TEAM OBAMA NEEDS FOOT-IN-MOUTH DISORDER CURE
Team Obama suffers extreme foot-in-mouth disorder in its health care reform campaign.
The president undermined government competence when he tried to argue that the public option would not be the end of private insurance.
UPS and Fed Ex are doing just fine . . . it's the Post Office that's always having problems, Obama told a New Hampshire town hall audience.
He played into the public's fear that government never does anything well and always requires more money than originally budgeted.
At an AARP meeting, Obama mocked seniors who don't understand Medicare is a government program. He told of a woman who pleaded "Don't touch my Medicare." He got laughs. He went for the joke instead of the teachable moment. He should have described Medicare's success as a government program.
However, he also told the New Hampshire meeting, Medicare and Medicaid are on an unsustainable path. Medicare is slated to go into the red in eight or ten years. "I don't know if people are aware of that. If I was a senior citizen, the thing I'd be worried about right now is Medicare starts running out of money."
Why isn't he telling them how his health care reform will strengthen Medicare?
Then Rep. John Conyers (D. MI) appeared at a National Press Club luncheon mocking the idea he should actually read the health care legislation: "What good is reading the bill if it's a thousand pages and you don't have two days and two lawyers to find out what it means after you read the bill?"

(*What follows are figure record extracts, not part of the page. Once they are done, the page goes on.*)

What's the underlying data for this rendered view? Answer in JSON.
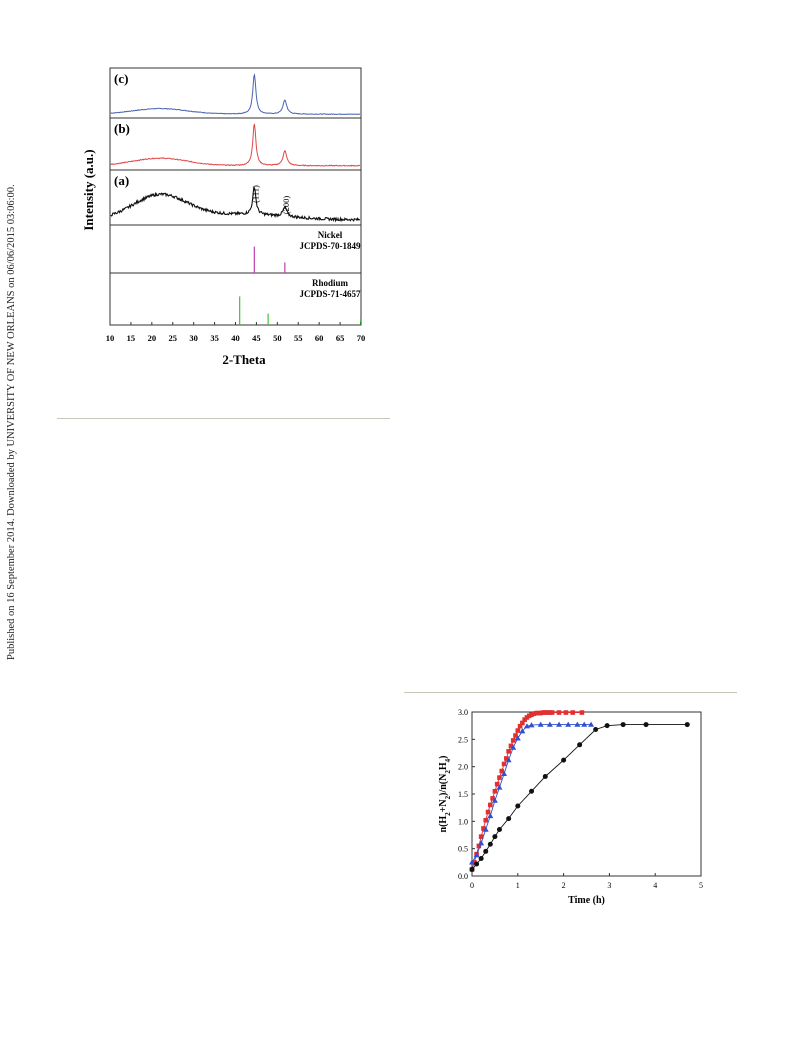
{
  "banner": "Published on 16 September 2014. Downloaded by UNIVERSITY OF NEW ORLEANS on 06/06/2015 03:06:00.",
  "chart_data": [
    {
      "type": "line",
      "ylabel": "Intensity (a.u.)",
      "xlabel": "2-Theta",
      "xlim": [
        10,
        70
      ],
      "x_ticks": [
        "10",
        "15",
        "20",
        "25",
        "30",
        "35",
        "40",
        "45",
        "50",
        "55",
        "60",
        "65",
        "70"
      ],
      "panels": [
        {
          "label": "(c)",
          "color": "#4a63b0",
          "curve": "c"
        },
        {
          "label": "(b)",
          "color": "#e04848",
          "curve": "b"
        },
        {
          "label": "(a)",
          "color": "#111111",
          "curve": "a"
        }
      ],
      "peak_annotations": [
        {
          "text": "(111)",
          "x": 44.5
        },
        {
          "text": "(200)",
          "x": 51.8
        }
      ],
      "references": [
        {
          "name": "Nickel",
          "code": "JCPDS-70-1849",
          "color": "#c040b0",
          "lines": [
            {
              "x": 44.5,
              "h": 0.55
            },
            {
              "x": 51.8,
              "h": 0.22
            }
          ]
        },
        {
          "name": "Rhodium",
          "code": "JCPDS-71-4657",
          "color": "#40c040",
          "lines": [
            {
              "x": 41.0,
              "h": 0.55
            },
            {
              "x": 47.8,
              "h": 0.22
            },
            {
              "x": 69.9,
              "h": 0.12
            }
          ]
        }
      ]
    },
    {
      "type": "line",
      "xlabel": "Time (h)",
      "ylabel": "n(H2+N2)/n(N2H4)",
      "xlim": [
        0,
        5
      ],
      "ylim": [
        0,
        3.0
      ],
      "x_ticks": [
        "0",
        "1",
        "2",
        "3",
        "4",
        "5"
      ],
      "y_ticks": [
        "0.0",
        "0.5",
        "1.0",
        "1.5",
        "2.0",
        "2.5",
        "3.0"
      ],
      "series": [
        {
          "color": "#e03030",
          "marker": "square",
          "x": [
            0,
            0.05,
            0.1,
            0.15,
            0.2,
            0.25,
            0.3,
            0.35,
            0.4,
            0.45,
            0.5,
            0.55,
            0.6,
            0.65,
            0.7,
            0.75,
            0.8,
            0.85,
            0.9,
            0.95,
            1.0,
            1.05,
            1.1,
            1.15,
            1.2,
            1.25,
            1.3,
            1.35,
            1.4,
            1.45,
            1.5,
            1.55,
            1.6,
            1.65,
            1.7,
            1.75,
            1.9,
            2.05,
            2.2,
            2.4
          ],
          "y": [
            0.12,
            0.25,
            0.4,
            0.55,
            0.72,
            0.87,
            1.02,
            1.17,
            1.3,
            1.42,
            1.55,
            1.68,
            1.8,
            1.92,
            2.05,
            2.15,
            2.28,
            2.38,
            2.48,
            2.57,
            2.66,
            2.74,
            2.8,
            2.86,
            2.9,
            2.93,
            2.95,
            2.97,
            2.98,
            2.98,
            2.98,
            2.99,
            2.99,
            2.99,
            2.99,
            2.99,
            2.99,
            2.99,
            2.99,
            2.99
          ]
        },
        {
          "color": "#3050d0",
          "marker": "triangle",
          "x": [
            0,
            0.1,
            0.2,
            0.3,
            0.4,
            0.5,
            0.6,
            0.7,
            0.8,
            0.9,
            1.0,
            1.1,
            1.2,
            1.3,
            1.5,
            1.7,
            1.9,
            2.1,
            2.3,
            2.45,
            2.6
          ],
          "y": [
            0.25,
            0.38,
            0.6,
            0.85,
            1.1,
            1.38,
            1.62,
            1.87,
            2.12,
            2.35,
            2.52,
            2.65,
            2.74,
            2.76,
            2.77,
            2.77,
            2.77,
            2.77,
            2.77,
            2.77,
            2.77
          ]
        },
        {
          "color": "#111111",
          "marker": "circle",
          "x": [
            0,
            0.1,
            0.2,
            0.3,
            0.4,
            0.5,
            0.6,
            0.8,
            1.0,
            1.3,
            1.6,
            2.0,
            2.35,
            2.7,
            2.95,
            3.3,
            3.8,
            4.7
          ],
          "y": [
            0.12,
            0.22,
            0.32,
            0.45,
            0.58,
            0.72,
            0.85,
            1.05,
            1.28,
            1.55,
            1.82,
            2.12,
            2.4,
            2.68,
            2.75,
            2.77,
            2.77,
            2.77
          ]
        }
      ]
    }
  ]
}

Rep. John Dingell (D-MI) likened challengers to Ku Klux Klan folks and white supremacists. Brian Baird (D-WA) saw Oklahoma City bomber Timothy McVeigh in the town hall protests. The Democratic National Committee, among others, described protestors as Nazis.

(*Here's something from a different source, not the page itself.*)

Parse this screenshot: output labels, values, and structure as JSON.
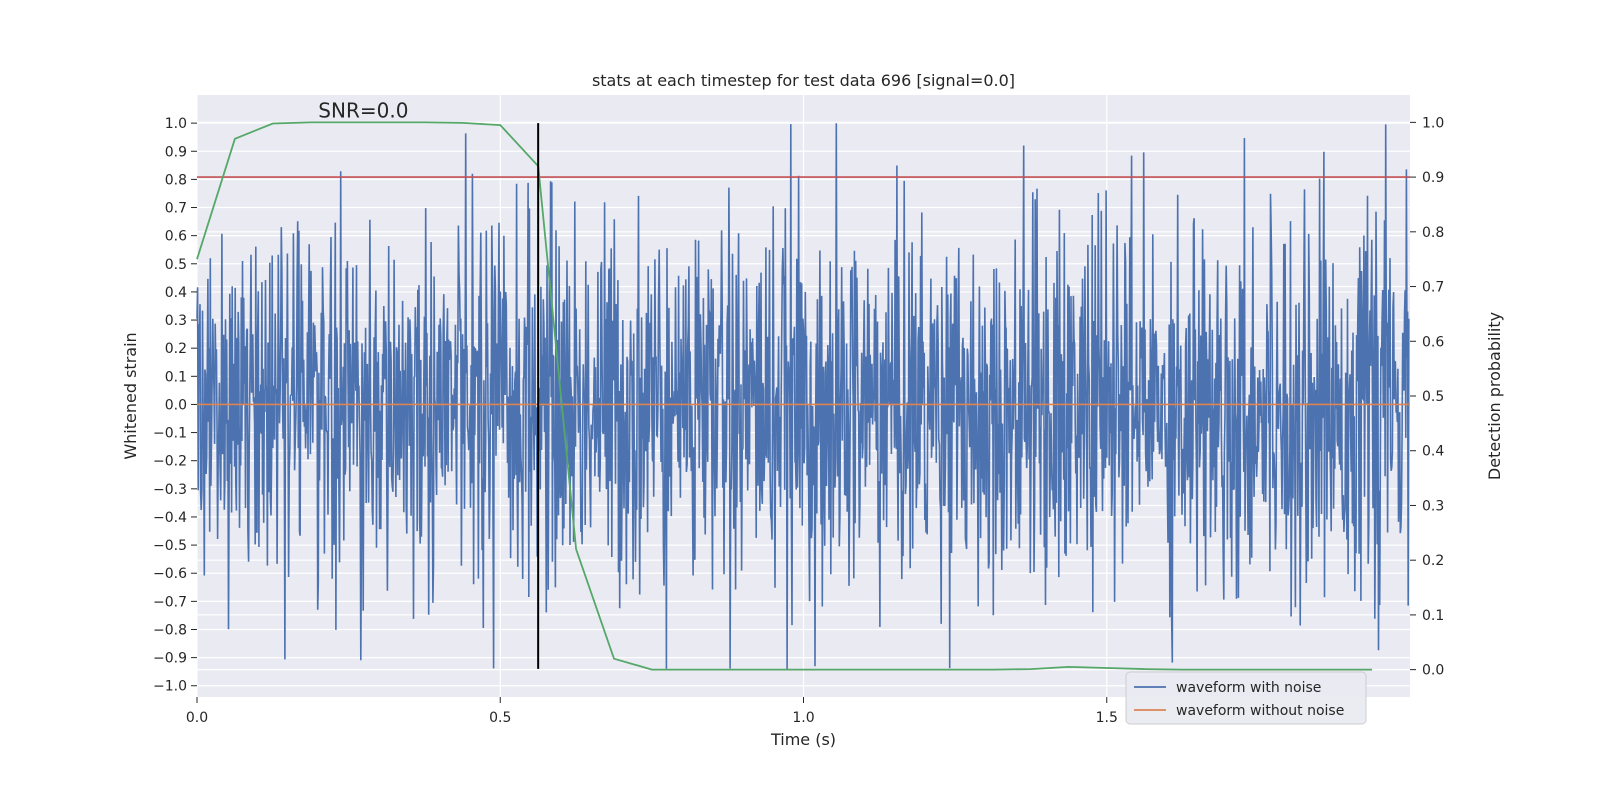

As Rep. Barney Frank (D-MA) told a woman who threw the Nazi tag his way, "It is a tribute to the 1st Amendment that this kind of vile, contemptible nonsense is so freely propagated." Gentleman Frank then compared the woman to a dining room table and asked her "on what planet do you spend most of your time?"
House Speaker Nancy Pelosi (D-CA) and Majority Leader Steny Hoyer (D-MD ), one-upped everyone with a USA Today piece in which they wrote that drowning out opposition is simply un-American.
Three years ago, Pelosi told a group of anti-war protestors, "I'm a fan of disruptors. There's nothing more articulate, more eloquent for a member of Congress than the voice of constituents."
Why do these politicians think that insulting protestors helps?
By creating headlines this way, politicians take away opportunities to sell health care reform.
Democrats keeping shouting out Sarah Palin's Death Panels comment giving it the advertising holy grail of the most frequency and reach possible.
For all their communication skills, Team Obama should be able to keep their feet out of their mouths.
Right now Obama is not leading. He is flailing.
Recent comments by himself and Health and Human Services Secretary Kathleen Sebelius, Press Secretary Robert Gibbs regarding the public option were nothing short of mush.
The same can be said for dozens of other issues. That is what scares people.
If Team Obama wants real health care reform, it needs to get its act together, stop bashing voters who disagree, and clearly explain the details of what they propose.